Evidence also suggests that without regular exercise muscles deteriorate gradually from age 35 with bodies losing a third of the bone density in hips by age 80.
Body Boosting Bingo promotes light to moderate physical activity in a social context, allowing older people to socialise and keep fit at the same time.
MSPs promoted the initiative by taking part in a game of bingo with older people and perform a range of exercises, such as squats or standing on one leg.
Keith Robson, chief executive of Age Scotland said: “Our research has shown that many older peoples’ groups focus on seated activities. Body Boosting Bingo has been developed to counter this and we plan to promote it among our 1,000 member groups and right across Scotland.”

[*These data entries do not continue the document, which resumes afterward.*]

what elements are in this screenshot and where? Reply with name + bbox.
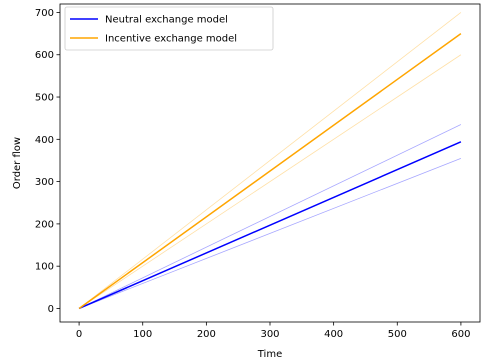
y-tick-label: 400	[35, 135, 54, 146]
series-0-upper-band	[78, 124, 462, 309]
y-axis-label: Order flow	[12, 137, 23, 189]
y-tick-label: 700	[35, 8, 54, 19]
x-tick-label: 600	[451, 329, 470, 340]
x-tick-label: 100	[133, 329, 152, 340]
y-tick-label: 300	[35, 177, 54, 188]
x-tick-label: 300	[260, 329, 279, 340]
legend-box	[64, 6, 274, 51]
y-tick-label: 200	[35, 219, 54, 230]
legend-label: Incentive exchange model	[105, 34, 237, 45]
series-lines	[78, 32, 462, 310]
legend-label: Neutral exchange model	[105, 15, 228, 26]
legend: Neutral exchange model Incentive exchange…	[64, 6, 274, 51]
x-tick-label: 0	[76, 329, 82, 340]
y-tick-label: 500	[35, 93, 54, 104]
series-1-line	[78, 32, 462, 310]
x-tick-label: 400	[324, 329, 343, 340]
series-1-upper-band	[78, 12, 462, 309]
x-axis: 0 100 200 300 400 500 600	[76, 322, 470, 340]
series-1-lower-band	[78, 54, 462, 309]
y-tick-label: 100	[35, 262, 54, 273]
y-axis: 0 100 200 300 400 500 600 700	[35, 8, 60, 315]
x-tick-label: 200	[197, 329, 216, 340]
confidence-bands	[78, 12, 462, 309]
x-tick-label: 500	[388, 329, 407, 340]
plot-area	[59, 3, 481, 323]
series-0-line	[78, 141, 462, 310]
x-axis-label: Time	[257, 349, 282, 360]
y-tick-label: 0	[48, 304, 54, 315]
series-0-lower-band	[78, 157, 462, 309]
y-tick-label: 600	[35, 50, 54, 61]
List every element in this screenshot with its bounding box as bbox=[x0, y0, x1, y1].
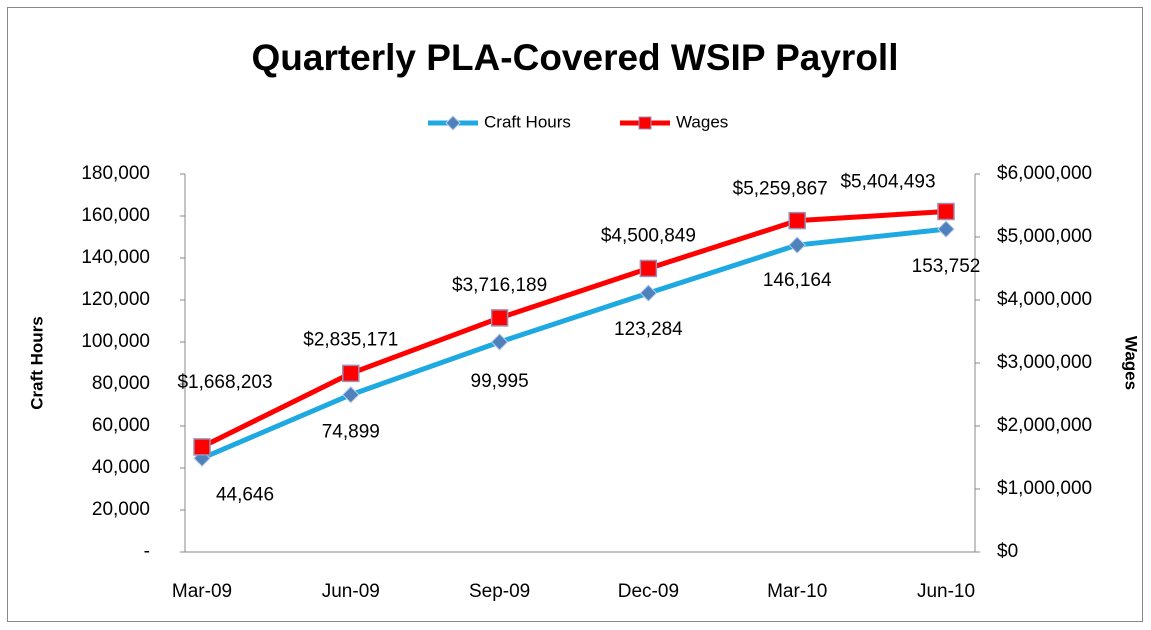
x-tick-label: Jun-10 bbox=[917, 581, 975, 602]
marker bbox=[639, 259, 658, 278]
marker bbox=[342, 364, 360, 383]
marker bbox=[639, 284, 658, 302]
chart-title: Quarterly PLA-Covered WSIP Payroll bbox=[251, 37, 898, 78]
y2-tick-label: $1,000,000 bbox=[997, 478, 1092, 499]
x-tick-label: Mar-09 bbox=[172, 581, 232, 602]
y-tick-label: 100,000 bbox=[81, 331, 150, 352]
data-label: $2,835,171 bbox=[303, 329, 398, 350]
chart-border bbox=[7, 7, 1143, 622]
marker bbox=[342, 386, 360, 404]
marker bbox=[193, 438, 211, 456]
legend-marker bbox=[445, 115, 461, 131]
y-tick-label: 60,000 bbox=[92, 415, 150, 436]
x-tick-label: Sep-09 bbox=[469, 581, 530, 602]
data-label: $3,716,189 bbox=[452, 275, 547, 296]
marker bbox=[490, 333, 509, 351]
data-label: 146,164 bbox=[763, 270, 832, 291]
x-tick-label: Mar-10 bbox=[767, 581, 827, 602]
marker bbox=[937, 220, 955, 238]
data-label: 123,284 bbox=[614, 319, 683, 340]
legend-label: Craft Hours bbox=[484, 112, 571, 131]
data-label: $1,668,203 bbox=[177, 372, 272, 393]
y2-tick-label: $3,000,000 bbox=[997, 352, 1092, 373]
y-tick-label: 80,000 bbox=[92, 373, 150, 394]
y-tick-label: 180,000 bbox=[81, 163, 150, 184]
y-tick-label: 120,000 bbox=[81, 289, 150, 310]
data-label: 99,995 bbox=[471, 371, 529, 392]
y-tick-label: - bbox=[144, 541, 150, 562]
y-axis-title: Craft Hours bbox=[27, 316, 46, 410]
y-tick-label: 20,000 bbox=[92, 499, 150, 520]
legend-label: Wages bbox=[676, 112, 728, 131]
marker bbox=[937, 202, 955, 221]
x-tick-label: Dec-09 bbox=[618, 581, 679, 602]
marker bbox=[788, 211, 806, 230]
marker bbox=[490, 309, 509, 327]
data-label: $5,404,493 bbox=[840, 172, 935, 193]
y2-tick-label: $6,000,000 bbox=[997, 163, 1092, 184]
y-tick-label: 140,000 bbox=[81, 247, 150, 268]
y2-axis-title: Wages bbox=[1122, 336, 1141, 390]
data-label: 74,899 bbox=[322, 422, 380, 443]
data-label: $4,500,849 bbox=[601, 225, 696, 246]
y2-tick-label: $4,000,000 bbox=[997, 289, 1092, 310]
y2-tick-label: $2,000,000 bbox=[997, 415, 1092, 436]
legend-marker bbox=[638, 116, 652, 130]
series-line bbox=[201, 226, 947, 461]
x-tick-label: Jun-09 bbox=[322, 581, 380, 602]
y2-tick-label: $5,000,000 bbox=[997, 226, 1092, 247]
series-line bbox=[200, 209, 947, 450]
y-tick-label: 40,000 bbox=[92, 457, 150, 478]
y-tick-label: 160,000 bbox=[81, 205, 150, 226]
data-label: 44,646 bbox=[216, 484, 274, 505]
data-label: $5,259,867 bbox=[733, 179, 828, 200]
data-label: 153,752 bbox=[912, 256, 981, 277]
y2-tick-label: $0 bbox=[997, 541, 1018, 562]
marker bbox=[788, 236, 806, 254]
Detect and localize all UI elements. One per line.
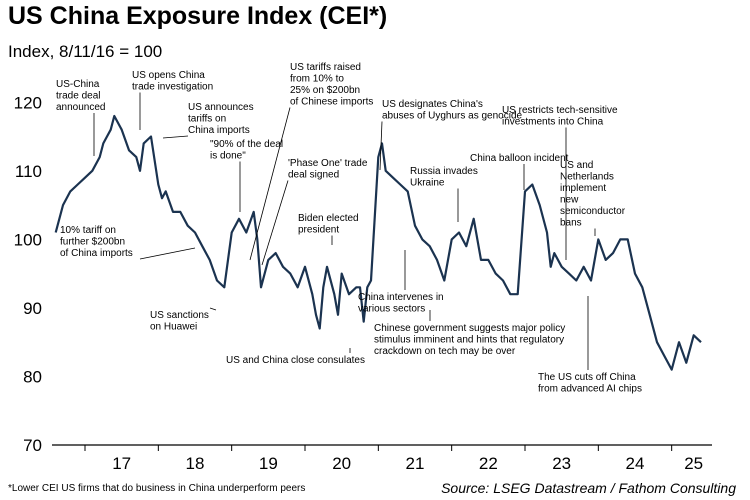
annotation-text: Chinese government suggests major policy [374,323,565,334]
annotation-text: US and [560,160,593,171]
annotation-text: US and China close consulates [226,355,365,366]
source-note: Source: LSEG Datastream / Fathom Consult… [441,480,736,496]
x-tick-label: 24 [626,454,645,473]
annotation-text: US announces [188,102,254,113]
annotation-text: of Chinese imports [290,97,373,108]
annotation-text: 10% tariff on [60,225,116,236]
x-tick-label: 22 [479,454,498,473]
x-tick-label: 17 [112,454,131,473]
annotation-leader [249,107,291,261]
y-tick-label: 110 [15,162,42,181]
annotation-text: trade deal [56,91,100,102]
y-tick-label: 100 [14,230,42,249]
annotation-leader [139,247,196,260]
x-tick-label: 23 [552,454,571,473]
annotation-leader [209,307,217,311]
series-group [54,114,702,371]
y-tick-label: 90 [23,299,42,318]
chart-subtitle: Index, 8/11/16 = 100 [8,42,163,61]
y-tick-label: 120 [14,93,42,112]
annotation-text: Biden elected [298,213,359,224]
annotation-text: crackdown on tech may be over [374,346,516,357]
annotation-text: further $200bn [60,237,125,248]
annotation-text: US opens China [132,70,205,81]
annotation-text: is done" [210,151,246,162]
annotation-text: 'Phase One' trade [288,158,368,169]
annotation-text: new [560,195,579,206]
annotation-text: US sanctions [150,310,209,321]
footnote: *Lower CEI US firms that do business in … [8,483,306,494]
annotation-leader [162,135,189,139]
annotation-leader [261,180,289,266]
x-tick-label: 21 [406,454,425,473]
annotation-text: China imports [188,125,250,136]
annotation-text: bans [560,218,582,229]
annotation-text: stimulus imminent and hints that regulat… [374,335,564,346]
annotation-text: 25% on $200bn [290,85,360,96]
x-tick-label: 25 [684,454,703,473]
series-line [54,114,702,371]
annotation-text: implement [560,183,606,194]
annotation-text: from advanced AI chips [538,384,642,395]
annotation-text: Ukraine [410,178,445,189]
annotation-text: China balloon incident [470,153,569,164]
annotation-text: president [298,225,339,236]
annotation: US andNetherlandsimplementnewsemiconduct… [560,160,626,236]
x-tick-label: 18 [186,454,205,473]
annotation: Chinese government suggests major policy… [374,310,565,357]
annotation-text: The US cuts off China [538,372,636,383]
chart-title: US China Exposure Index (CEI*) [8,2,388,30]
annotation-text: abuses of Uyghurs as genocide [382,111,523,122]
axes: 70 80 90 100 110 120 17 18 19 20 21 22 23 24 25 [14,93,712,473]
annotation: China balloon incident [470,153,569,190]
annotation-leader [379,121,383,171]
annotation-text: tariffs on [188,114,226,125]
annotation-text: semiconductor [560,206,626,217]
annotation-text: deal signed [288,170,339,181]
annotation-text: US designates China's [382,99,483,110]
annotation-text: Russia invades [410,166,478,177]
annotation-text: "90% of the deal [210,139,283,150]
annotation-text: on Huawei [150,322,197,333]
annotation-text: US restricts tech-sensitive [502,105,618,116]
annotation-text: of China imports [60,248,133,259]
annotation-text: trade investigation [132,82,213,93]
y-tick-label: 70 [23,436,42,455]
annotation-text: US tariffs raised [290,62,361,73]
annotation: US and China close consulates [226,348,365,366]
y-tick-label: 80 [23,367,42,386]
annotation-text: Netherlands [560,172,614,183]
annotation-text: US-China [56,79,100,90]
x-tick-label: 19 [259,454,278,473]
x-tick-label: 20 [332,454,351,473]
annotation-text: announced [56,102,106,113]
annotation-text: from 10% to [290,74,344,85]
annotation-text: China intervenes in [358,292,444,303]
annotation-text: various sectors [358,304,425,315]
annotation-text: investments into China [502,117,604,128]
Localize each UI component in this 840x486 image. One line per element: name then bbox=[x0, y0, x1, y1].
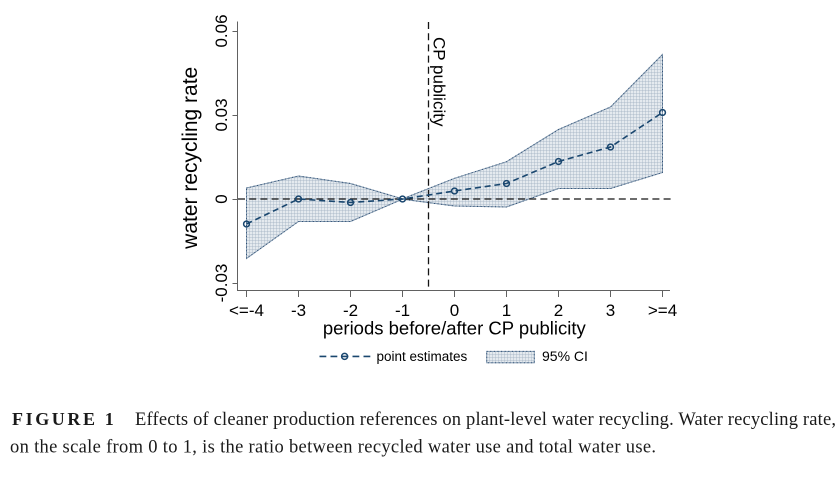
svg-text:0.03: 0.03 bbox=[212, 98, 231, 131]
svg-text:Effects of cleaner production: Effects of cleaner production references… bbox=[135, 410, 836, 430]
svg-text:95% CI: 95% CI bbox=[542, 348, 588, 364]
svg-text:FIGURE 1: FIGURE 1 bbox=[12, 409, 116, 429]
svg-text:-3: -3 bbox=[291, 301, 306, 320]
svg-text:0: 0 bbox=[450, 301, 459, 320]
svg-text:<=-4: <=-4 bbox=[229, 301, 264, 320]
svg-text:3: 3 bbox=[606, 301, 615, 320]
svg-text:2: 2 bbox=[554, 301, 563, 320]
svg-text:>=4: >=4 bbox=[648, 301, 677, 320]
svg-text:0.06: 0.06 bbox=[212, 14, 231, 47]
svg-text:-2: -2 bbox=[343, 301, 358, 320]
svg-text:1: 1 bbox=[502, 301, 511, 320]
svg-text:point estimates: point estimates bbox=[377, 349, 468, 364]
svg-text:periods before/after CP public: periods before/after CP publicity bbox=[323, 318, 587, 339]
svg-text:on the scale from 0 to 1, is t: on the scale from 0 to 1, is the ratio b… bbox=[10, 438, 656, 458]
svg-text:-0.03: -0.03 bbox=[212, 264, 231, 303]
svg-text:water recycling rate: water recycling rate bbox=[179, 67, 202, 250]
svg-text:-1: -1 bbox=[395, 301, 410, 320]
svg-text:0: 0 bbox=[212, 194, 231, 203]
svg-text:CP publicity: CP publicity bbox=[430, 37, 449, 127]
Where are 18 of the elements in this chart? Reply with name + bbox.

Christine Grahame MSP for Midlothian South, Tweeddale and Lauderdale, who took part in the event, said: “I’d like to congratulate Age Scotland on this initiative. It’s not always easy persuading people to take up exercise, but Body Boosting Bingo shows that keeping fit and healthy can be fun and sociable and doesn’t need to involve strenuous activity.
“Strength and Balance exercise is really important for preservation of bone density and muscle power which otherwise decreases rapidly as we age.
"In many cases both conditions are preventable and reversible. Increased strength and balance can contribute to successful ageing; a healthier, active later life with improved confidence and wellbeing.”